Ao analisarmos os projetos habitacionais que o Ministério das Obras Públicas (MOP) realiza entre 1975 e 1980, notamos uma clara preferência por uma implantação de projetos habitacionais em terrenos planos. Perante a grande necessidade de construir rápido e economicamente, um dos grandes desafios que se impôs, devido à infraestruturação necessária nos interstícios dos montes e achadas, foi a ocupação das encostas com construção de habitação promovida pelo Estado. Notemos como poucos anos antes, no final da década de 1960, a Direção dos Serviços de Urbanismo e Habitação (DSUH/DGOPC), baseada na metrópole, já começava a levar em conta a necessidade de criar tipologias que se adaptassem a terrenos nas encostas. A título de exemplo, podemos mencionar o esboceto de António Seabra onde é proposto um plano para 100 habitações tipo para zonas inclinadas entre 20 e 40%, no Mindelo.

No caso da «Babilônia», a sua função era dupla. Por um lado, dar continuidade à expansão do programa habitacional nas áreas da cidade delineadas pelo “Grande Plano de Desenvolvimento Urbano” da cidade; por outro, possibilitar a conexão e acesso entre a zona baixa (Prainha) e alta da cidade (Achada de St. º António). Aliás, Pedro Gregório esteve envolvido desde os inícios da década de 1960 na urbanização da Prainha, assim como realizou um estudo urbanístico para a Achada de St. º António após o 25 de Abril. 

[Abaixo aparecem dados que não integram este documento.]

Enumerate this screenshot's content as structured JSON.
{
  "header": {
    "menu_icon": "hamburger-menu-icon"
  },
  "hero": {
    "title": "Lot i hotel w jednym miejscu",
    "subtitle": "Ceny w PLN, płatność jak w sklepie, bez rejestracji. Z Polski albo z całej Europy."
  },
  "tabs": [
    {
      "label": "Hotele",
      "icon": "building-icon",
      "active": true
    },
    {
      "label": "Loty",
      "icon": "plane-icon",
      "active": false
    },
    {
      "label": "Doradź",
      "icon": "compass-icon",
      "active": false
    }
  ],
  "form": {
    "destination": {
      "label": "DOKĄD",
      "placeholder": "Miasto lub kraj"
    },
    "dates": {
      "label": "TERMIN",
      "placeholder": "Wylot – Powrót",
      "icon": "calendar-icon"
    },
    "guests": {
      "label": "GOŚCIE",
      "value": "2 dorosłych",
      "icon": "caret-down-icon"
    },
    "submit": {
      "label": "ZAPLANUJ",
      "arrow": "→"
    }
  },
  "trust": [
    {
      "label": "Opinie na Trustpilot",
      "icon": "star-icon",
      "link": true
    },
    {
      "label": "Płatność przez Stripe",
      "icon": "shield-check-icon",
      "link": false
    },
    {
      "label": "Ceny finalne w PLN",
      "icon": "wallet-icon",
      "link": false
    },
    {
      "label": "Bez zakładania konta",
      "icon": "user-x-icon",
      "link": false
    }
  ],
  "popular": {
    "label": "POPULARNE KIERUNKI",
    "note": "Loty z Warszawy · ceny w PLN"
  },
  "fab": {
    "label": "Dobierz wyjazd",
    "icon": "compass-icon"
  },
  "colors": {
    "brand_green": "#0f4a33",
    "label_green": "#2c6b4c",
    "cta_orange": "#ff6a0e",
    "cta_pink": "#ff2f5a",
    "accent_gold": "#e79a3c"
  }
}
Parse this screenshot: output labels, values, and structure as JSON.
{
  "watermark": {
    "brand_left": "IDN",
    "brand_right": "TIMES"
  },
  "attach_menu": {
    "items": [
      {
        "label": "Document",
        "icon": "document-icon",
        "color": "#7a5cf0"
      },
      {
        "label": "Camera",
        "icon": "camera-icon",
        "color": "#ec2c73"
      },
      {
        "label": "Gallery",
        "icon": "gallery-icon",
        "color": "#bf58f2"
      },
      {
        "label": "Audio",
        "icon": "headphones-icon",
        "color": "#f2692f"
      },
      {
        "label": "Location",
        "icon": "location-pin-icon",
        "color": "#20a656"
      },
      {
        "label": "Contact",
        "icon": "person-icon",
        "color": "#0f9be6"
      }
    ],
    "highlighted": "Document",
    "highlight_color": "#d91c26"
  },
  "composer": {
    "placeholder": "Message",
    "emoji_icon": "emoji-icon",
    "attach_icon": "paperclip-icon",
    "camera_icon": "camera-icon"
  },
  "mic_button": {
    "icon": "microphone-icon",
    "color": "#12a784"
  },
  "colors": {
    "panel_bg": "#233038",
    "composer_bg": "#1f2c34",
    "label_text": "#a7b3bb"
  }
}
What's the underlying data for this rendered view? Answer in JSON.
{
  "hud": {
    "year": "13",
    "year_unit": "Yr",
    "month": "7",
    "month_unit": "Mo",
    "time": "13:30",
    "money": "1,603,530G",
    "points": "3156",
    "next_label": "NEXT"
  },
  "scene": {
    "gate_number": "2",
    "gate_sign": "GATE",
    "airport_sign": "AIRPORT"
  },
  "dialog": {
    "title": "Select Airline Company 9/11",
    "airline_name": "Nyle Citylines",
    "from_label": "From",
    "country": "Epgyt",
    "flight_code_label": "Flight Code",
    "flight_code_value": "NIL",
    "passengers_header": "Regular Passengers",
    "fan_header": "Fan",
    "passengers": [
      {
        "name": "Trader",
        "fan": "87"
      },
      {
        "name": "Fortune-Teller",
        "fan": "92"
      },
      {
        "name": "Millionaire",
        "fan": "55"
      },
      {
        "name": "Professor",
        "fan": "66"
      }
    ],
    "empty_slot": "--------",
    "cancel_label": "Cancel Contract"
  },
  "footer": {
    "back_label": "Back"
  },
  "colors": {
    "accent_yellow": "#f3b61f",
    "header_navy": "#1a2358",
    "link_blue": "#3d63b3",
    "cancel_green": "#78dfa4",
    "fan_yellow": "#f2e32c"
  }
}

Vale a pena levar em consideração que, um ano antes de projetar a «Babilónia», Pedro Gregório tinha apresentado um relatório ao MOP após participar no “Simpósio sobre barateamento da construção habitacional” em Salvador da Bahia. Desde a autoconstrução em solo estruturado e a criação de terrenos dentro da cidade onde se pudesse construir isento do prejuízo de especulação, à utilização de materiais naturais locais complementados com a prefabricação ligeira e pesada, as propostas que Gregório elabora no relatório de 1978 ainda se mantêm pertinentes para os dias de hoje. Medidas estas que, à data, possibilitariam a criação de empregos nos locais de habitação de origem e evitaria o êxodo rural em relação às cidades aumentando a capacidade aquisitiva dos habitantes.

O projeto da «Babilónia» pode ser visto como a consumação tanto destas ideias, como de todas a experiências acumuladas das obras habitacionais que Pedro Gregório desenvolve desde 1959 e que têm sido objeto de estudo. Por estas e outras razões, constitui-se como um dos marcos da urbanidade cabo-verdiana que melhor simboliza as vontades, os sonhos e as frustrações de construir habitação num país recém-independente à procura da sua identidade política e nacional. A polissemia da denominação popular não é irrelevante, aludindo tanto à “cidade ancestral” materializada na pedra (a que Pedro Gregório tanto faz referência nos seus poemas), como um lugar de uma cidade grande e confusa de tempos remotos.

Entre a idealização estatal e a projeção endógena e moderna de um arquiteto local – o primeiro a atuar em Cabo Verde – a Babilónia incorpora a complexidade da experiência política pós-colonial nos primeiros anos de independência. Um período cuja produção urbanística e arquitetónica é repleta de motivações e visões contrastantes dos técnicos e cooperantes que imaginaram o futuro das cidades cabo-verdianas; e que merece ser estudado e problematizado. 

Não considerar este passado-presente da «Babilônia» em qualquer decisão que for tomada relativamente ao seu presente-futuro, seria desconsiderar uma das matérias fundamentais que constituiu a essência da história recente da cidade da Praia. Herdando as vicissitudes do passado, a «Babilónia» constitui-se como uma lição de futuro para a arquitetura cabo-verdiana.